The night before Duck Uncle left, we saw my mother straddling the stump of the eucalyptus tree she’d felled in his yard. She said the stars were fish. But they’re not moving, we said. Because they want to be caught, my mother said. She raised her hook-finger to the sky and we waited all night for it to lure something. Near morning, a plane came to unzip the dark. It flew low, tailing light. It’s on fire,
I said, and thought of Duck Uncle inside it. If we slit open the plane’s belly like a fish, he would spill out all shiny and scarfed in guts. I thought it was unfair that she was the only one being the bait, so I stuck my tongue out at the sky and wriggled it like a worm, luring all the lost.
DAUGHTER
Hu Gu Po (IV)
The cost of being fatherless: Shut off notices from the water company (hang up, bathe with baking soda). Shut off notices from the electricity company (ignore: the house will starve itself dark). No exterminator (kill the ants with duct tape, termites with vinegar, rats with our hands). No calls from my father for two weeks, then months, then the trees started growing new beards. The fall my father stopped sending money or answering calls, my mother bought us plane tickets to the mainland, said she’d either bring him home or kill him there: She hadn’t decided which would punish him more.
We got our passport photos taken in the living room of a Shanghainese man my father once bribed for a faster visa. The man told me to show my ears in the photo, tucking my hair back with one broad thumb. His hands were like my father’s: bruised nailbeds, knuckles loose as screws. I felt guilty for summoning my father through some other man’s body.
We packed in the dark, my mother cursing my father’s cousins, their factory, my father, who must be dead, my father, who must have forgotten us, my father, who hadn’t called back, my father, who must have fished himself another family, another woman whose knees he prayed between. My brother begged her to turn on the lights, but she didn’t want us to see her face, its increasing resemblance to fear. I pretended we lived underground and had lightbulb-heads and were packing for our first trip to the surface. On the plane, I slept with my head leaning against my mother’s and woke with the sun running like a yolk across the window. Buildings toothpicked the sky. It was so humid I could gargle the air and spit it. In our hotel room, my brother and I slept on the floor, my mother on the skin-colored bed.
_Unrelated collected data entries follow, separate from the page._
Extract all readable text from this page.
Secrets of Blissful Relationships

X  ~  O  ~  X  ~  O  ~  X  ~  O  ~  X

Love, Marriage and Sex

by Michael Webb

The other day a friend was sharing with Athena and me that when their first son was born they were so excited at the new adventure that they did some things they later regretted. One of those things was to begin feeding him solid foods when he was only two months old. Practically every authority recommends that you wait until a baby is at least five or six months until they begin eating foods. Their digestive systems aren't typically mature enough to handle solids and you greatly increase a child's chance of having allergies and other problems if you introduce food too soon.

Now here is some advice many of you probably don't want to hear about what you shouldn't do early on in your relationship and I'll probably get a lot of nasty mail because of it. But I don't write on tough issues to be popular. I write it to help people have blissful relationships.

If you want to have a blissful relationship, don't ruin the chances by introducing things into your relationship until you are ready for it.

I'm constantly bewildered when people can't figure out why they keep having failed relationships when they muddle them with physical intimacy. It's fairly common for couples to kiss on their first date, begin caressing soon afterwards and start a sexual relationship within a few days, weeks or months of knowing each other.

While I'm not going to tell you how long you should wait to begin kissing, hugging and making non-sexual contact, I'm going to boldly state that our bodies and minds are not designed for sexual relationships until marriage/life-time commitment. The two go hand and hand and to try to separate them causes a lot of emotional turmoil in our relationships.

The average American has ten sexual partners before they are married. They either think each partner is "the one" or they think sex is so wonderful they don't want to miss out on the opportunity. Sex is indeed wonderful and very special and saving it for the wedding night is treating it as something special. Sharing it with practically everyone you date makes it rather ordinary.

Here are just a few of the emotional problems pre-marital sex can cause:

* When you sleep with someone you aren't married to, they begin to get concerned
The sheets were so thin they let light into our dreams. Our shadows sharked across the floor. The first night in Jiangsu, I dreamed my mother was kneeling over me, one of her hands balled inside my mouth and the other pressed over my nose, caging my breath in my chest. I woke believing that my tongue had dried into a cricket and leapt out of my mouth, and I crawled to every dust-clotted corner of the room searching for it.